I am in Condor Cafe now typing this up and killing time before our night bus to Cochabamba. Overall though Sucre is a great city but no need to spend much time here and it wasn't the most challenging or rewarding trek but still worth doing. We spent 600 Bolivianos (~$87 USD) with Condor Trekkers but could have gotten cheaper with other agencies but Condor is great because they actually give money and do good for the community.
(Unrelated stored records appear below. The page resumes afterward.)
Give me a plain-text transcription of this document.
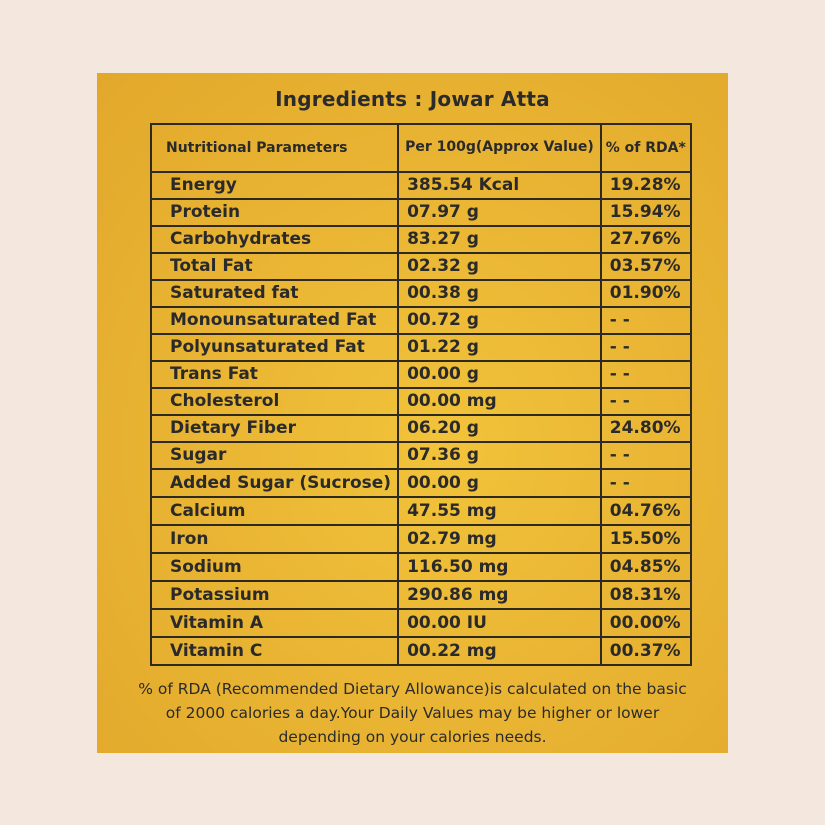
Ingredients : Jowar Atta
Nutritional Parameters	Per 100g(Approx Value)	% of RDA*
Energy	385.54 Kcal	19.28%
Protein	07.97 g	15.94%
Carbohydrates	83.27 g	27.76%
Total Fat	02.32 g	03.57%
Saturated fat	00.38 g	01.90%
Monounsaturated Fat	00.72 g	- -
Polyunsaturated Fat	01.22 g	- -
Trans Fat	00.00 g	- -
Cholesterol	00.00 mg	- -
Dietary Fiber	06.20 g	24.80%
Sugar	07.36 g	- -
Added Sugar (Sucrose)	00.00 g	- -
Calcium	47.55 mg	04.76%
Iron	02.79 mg	15.50%
Sodium	116.50 mg	04.85%
Potassium	290.86 mg	08.31%
Vitamin A	00.00 IU	00.00%
Vitamin C	00.22 mg	00.37%
% of RDA (Recommended Dietary Allowance)is calculated on the basic
of 2000 calories a day.Your Daily Values may be higher or lower
depending on your calories needs.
So I had to change my entry to this blog a bit because our night bus never happened last night. We got about 15 minutes out of town and our bus broke down. Our drivers were underneath the bus in the dark trying to fix the problem for about an hour and a half while another bus was supposed to pick us up, but it never came. Some passengers were able to hop onto another passing bus but Michelle and I were stuck until we could get our backpacks from the storage area below. So basically after all the s*** we have gone through with bus travel, we decided to go back to Sucre and find a flight to Cochabamba. We were stopped outside of a police checkpoint so we went to ask about taxis back to the city and was told that taxis came through, but they don't. So again we asked a police officer for a taxi and instead got a local guy to drive us back to Sucre. So we wasted 50 Bolivianos on the bus and paid our driver another 50. The next day we woke up from Sucre and hauled ass to the airport so we could try finding a flight. We paid 30 Bolivianos for a taxi there since it is kind of outside the city. I had seen a tour agency advertising for 204 Bolivianos for a flight which is not a bad price but out of the four airlines, EcoJet was the only one with availability. So we paid 315 Bolivianos (~$45 USD) for a flight plus 11 Bolivianos for airport tax. The flight was 30 minutes and it was a fantastic and incredibly easy process to fly. We are spoiled now and are trying to avoid long buses now haha. So again for travelers to Bolivia, spend the extra money for flights. They are easier, safer, and quicker. So finally we made it to Cochabamba!